Matthias Kruse (Hrsg.): Interkulturelle Musikerziehung

Dieses Buch wendet sich an eine sehr kleine Zielgruppe: Musiklehrer und -lehrerinnen der Sekundarstufen, die Migrantenkinder in ihren Klassen haben oder die im Musikunterricht interkulturelles Lernen befördern wollen. Interkulturell bedeutet hier ein weites Feld der Begegnungen, von Blues bis zur chinesischen Oper, von Klezmer bis Gamelan. Der Herausgeber leitet das Buch ein mit Überlegungen zu den Zielen, Chancen und Grenzen interkulturellen Musiklernens: Geschichte und pädagogische Konzeptionen, Grenzen unserer Kompetenz für Musik anderer Kulturen, Musik in ihrem ursprünglichen Kontext, "Crossover" in der multikulturellen Gesellschaft, fächerübergreifendes interkulturelles Lernen.
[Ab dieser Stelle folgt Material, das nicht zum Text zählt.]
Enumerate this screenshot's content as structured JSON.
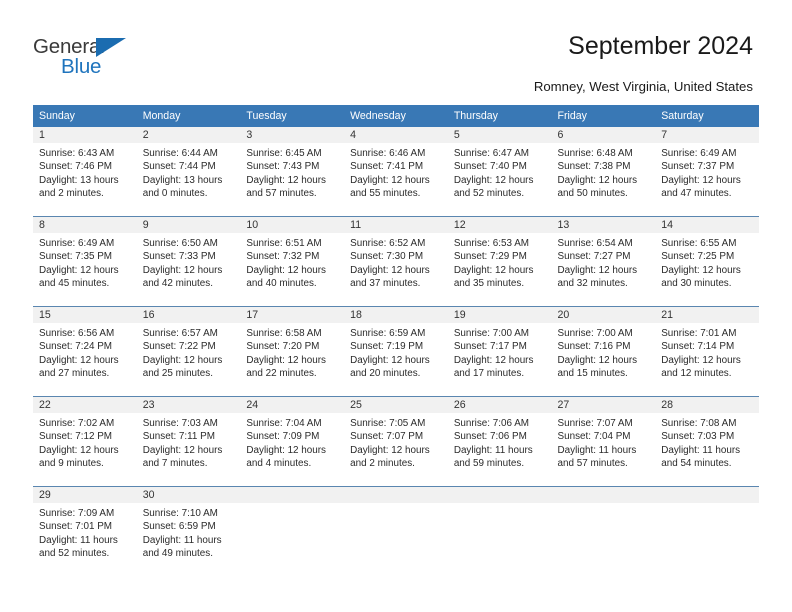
{
  "brand": {
    "name_top": "General",
    "name_bottom": "Blue",
    "accent_color": "#1f74bd",
    "triangle_color": "#1b6cb0"
  },
  "header": {
    "title": "September 2024",
    "subtitle": "Romney, West Virginia, United States"
  },
  "theme": {
    "header_row_bg": "#3978b5",
    "daynum_band_bg": "#f1f1f1",
    "week_separator": "#5a86b0",
    "text": "#2b2b2b"
  },
  "calendar": {
    "weekday_headers": [
      "Sunday",
      "Monday",
      "Tuesday",
      "Wednesday",
      "Thursday",
      "Friday",
      "Saturday"
    ],
    "weeks": [
      [
        {
          "day": "1",
          "sunrise": "Sunrise: 6:43 AM",
          "sunset": "Sunset: 7:46 PM",
          "daylight_1": "Daylight: 13 hours",
          "daylight_2": "and 2 minutes."
        },
        {
          "day": "2",
          "sunrise": "Sunrise: 6:44 AM",
          "sunset": "Sunset: 7:44 PM",
          "daylight_1": "Daylight: 13 hours",
          "daylight_2": "and 0 minutes."
        },
        {
          "day": "3",
          "sunrise": "Sunrise: 6:45 AM",
          "sunset": "Sunset: 7:43 PM",
          "daylight_1": "Daylight: 12 hours",
          "daylight_2": "and 57 minutes."
        },
        {
          "day": "4",
          "sunrise": "Sunrise: 6:46 AM",
          "sunset": "Sunset: 7:41 PM",
          "daylight_1": "Daylight: 12 hours",
          "daylight_2": "and 55 minutes."
        },
        {
          "day": "5",
          "sunrise": "Sunrise: 6:47 AM",
          "sunset": "Sunset: 7:40 PM",
          "daylight_1": "Daylight: 12 hours",
          "daylight_2": "and 52 minutes."
        },
        {
          "day": "6",
          "sunrise": "Sunrise: 6:48 AM",
          "sunset": "Sunset: 7:38 PM",
          "daylight_1": "Daylight: 12 hours",
          "daylight_2": "and 50 minutes."
        },
        {
          "day": "7",
          "sunrise": "Sunrise: 6:49 AM",
          "sunset": "Sunset: 7:37 PM",
          "daylight_1": "Daylight: 12 hours",
          "daylight_2": "and 47 minutes."
        }
      ],
      [
        {
          "day": "8",
          "sunrise": "Sunrise: 6:49 AM",
          "sunset": "Sunset: 7:35 PM",
          "daylight_1": "Daylight: 12 hours",
          "daylight_2": "and 45 minutes."
        },
        {
          "day": "9",
          "sunrise": "Sunrise: 6:50 AM",
          "sunset": "Sunset: 7:33 PM",
          "daylight_1": "Daylight: 12 hours",
          "daylight_2": "and 42 minutes."
        },
        {
          "day": "10",
          "sunrise": "Sunrise: 6:51 AM",
          "sunset": "Sunset: 7:32 PM",
          "daylight_1": "Daylight: 12 hours",
          "daylight_2": "and 40 minutes."
        },
        {
          "day": "11",
          "sunrise": "Sunrise: 6:52 AM",
          "sunset": "Sunset: 7:30 PM",
          "daylight_1": "Daylight: 12 hours",
          "daylight_2": "and 37 minutes."
        },
        {
          "day": "12",
          "sunrise": "Sunrise: 6:53 AM",
          "sunset": "Sunset: 7:29 PM",
          "daylight_1": "Daylight: 12 hours",
          "daylight_2": "and 35 minutes."
        },
        {
          "day": "13",
          "sunrise": "Sunrise: 6:54 AM",
          "sunset": "Sunset: 7:27 PM",
          "daylight_1": "Daylight: 12 hours",
          "daylight_2": "and 32 minutes."
        },
        {
          "day": "14",
          "sunrise": "Sunrise: 6:55 AM",
          "sunset": "Sunset: 7:25 PM",
          "daylight_1": "Daylight: 12 hours",
          "daylight_2": "and 30 minutes."
        }
      ],
      [
        {
          "day": "15",
          "sunrise": "Sunrise: 6:56 AM",
          "sunset": "Sunset: 7:24 PM",
          "daylight_1": "Daylight: 12 hours",
          "daylight_2": "and 27 minutes."
        },
        {
          "day": "16",
          "sunrise": "Sunrise: 6:57 AM",
          "sunset": "Sunset: 7:22 PM",
          "daylight_1": "Daylight: 12 hours",
          "daylight_2": "and 25 minutes."
        },
        {
          "day": "17",
          "sunrise": "Sunrise: 6:58 AM",
          "sunset": "Sunset: 7:20 PM",
          "daylight_1": "Daylight: 12 hours",
          "daylight_2": "and 22 minutes."
        },
        {
          "day": "18",
          "sunrise": "Sunrise: 6:59 AM",
          "sunset": "Sunset: 7:19 PM",
          "daylight_1": "Daylight: 12 hours",
          "daylight_2": "and 20 minutes."
        },
        {
          "day": "19",
          "sunrise": "Sunrise: 7:00 AM",
          "sunset": "Sunset: 7:17 PM",
          "daylight_1": "Daylight: 12 hours",
          "daylight_2": "and 17 minutes."
        },
        {
          "day": "20",
          "sunrise": "Sunrise: 7:00 AM",
          "sunset": "Sunset: 7:16 PM",
          "daylight_1": "Daylight: 12 hours",
          "daylight_2": "and 15 minutes."
        },
        {
          "day": "21",
          "sunrise": "Sunrise: 7:01 AM",
          "sunset": "Sunset: 7:14 PM",
          "daylight_1": "Daylight: 12 hours",
          "daylight_2": "and 12 minutes."
        }
      ],
      [
        {
          "day": "22",
          "sunrise": "Sunrise: 7:02 AM",
          "sunset": "Sunset: 7:12 PM",
          "daylight_1": "Daylight: 12 hours",
          "daylight_2": "and 9 minutes."
        },
        {
          "day": "23",
          "sunrise": "Sunrise: 7:03 AM",
          "sunset": "Sunset: 7:11 PM",
          "daylight_1": "Daylight: 12 hours",
          "daylight_2": "and 7 minutes."
        },
        {
          "day": "24",
          "sunrise": "Sunrise: 7:04 AM",
          "sunset": "Sunset: 7:09 PM",
          "daylight_1": "Daylight: 12 hours",
          "daylight_2": "and 4 minutes."
        },
        {
          "day": "25",
          "sunrise": "Sunrise: 7:05 AM",
          "sunset": "Sunset: 7:07 PM",
          "daylight_1": "Daylight: 12 hours",
          "daylight_2": "and 2 minutes."
        },
        {
          "day": "26",
          "sunrise": "Sunrise: 7:06 AM",
          "sunset": "Sunset: 7:06 PM",
          "daylight_1": "Daylight: 11 hours",
          "daylight_2": "and 59 minutes."
        },
        {
          "day": "27",
          "sunrise": "Sunrise: 7:07 AM",
          "sunset": "Sunset: 7:04 PM",
          "daylight_1": "Daylight: 11 hours",
          "daylight_2": "and 57 minutes."
        },
        {
          "day": "28",
          "sunrise": "Sunrise: 7:08 AM",
          "sunset": "Sunset: 7:03 PM",
          "daylight_1": "Daylight: 11 hours",
          "daylight_2": "and 54 minutes."
        }
      ],
      [
        {
          "day": "29",
          "sunrise": "Sunrise: 7:09 AM",
          "sunset": "Sunset: 7:01 PM",
          "daylight_1": "Daylight: 11 hours",
          "daylight_2": "and 52 minutes."
        },
        {
          "day": "30",
          "sunrise": "Sunrise: 7:10 AM",
          "sunset": "Sunset: 6:59 PM",
          "daylight_1": "Daylight: 11 hours",
          "daylight_2": "and 49 minutes."
        },
        {
          "day": "",
          "sunrise": "",
          "sunset": "",
          "daylight_1": "",
          "daylight_2": ""
        },
        {
          "day": "",
          "sunrise": "",
          "sunset": "",
          "daylight_1": "",
          "daylight_2": ""
        },
        {
          "day": "",
          "sunrise": "",
          "sunset": "",
          "daylight_1": "",
          "daylight_2": ""
        },
        {
          "day": "",
          "sunrise": "",
          "sunset": "",
          "daylight_1": "",
          "daylight_2": ""
        },
        {
          "day": "",
          "sunrise": "",
          "sunset": "",
          "daylight_1": "",
          "daylight_2": ""
        }
      ]
    ]
  }
}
Es folgen praxisnahe Überlegungen von Diana Harris, wie man bei muslimischen Kindern und ihren Familien religiöse Vorbehalte gegen Musik und Musikunterricht abbauen kann. Wolfgang Martin Stroh liefert zur Klezmermusik teilweise historisch ungenaue Informationen, aber brauchbare Skizzen von Unterrichtseinheiten. Werner Abegg ("Jüdische Musik zwischen Isolation und Integration") referiert sehr viel Fakten, die dann doch nicht in seinen Unterrichtsentwurf einfließen. Doris Klebes "Zum 'Crossover' in der HipHop-Musik türkischer Migrantenjugendlicher in Deutschland" ist ein Szene-nahes Unterrichtsmodell mit viel Hintergrundwissen. Claudia Breitfeld ("Türkische und arabische Musik") bietet viel Info über weltliche und islamische Musik, dazu knappe Unterrichtsanregungen, deren Lernziel kaum reflektiert wird. Etwas esoterisch.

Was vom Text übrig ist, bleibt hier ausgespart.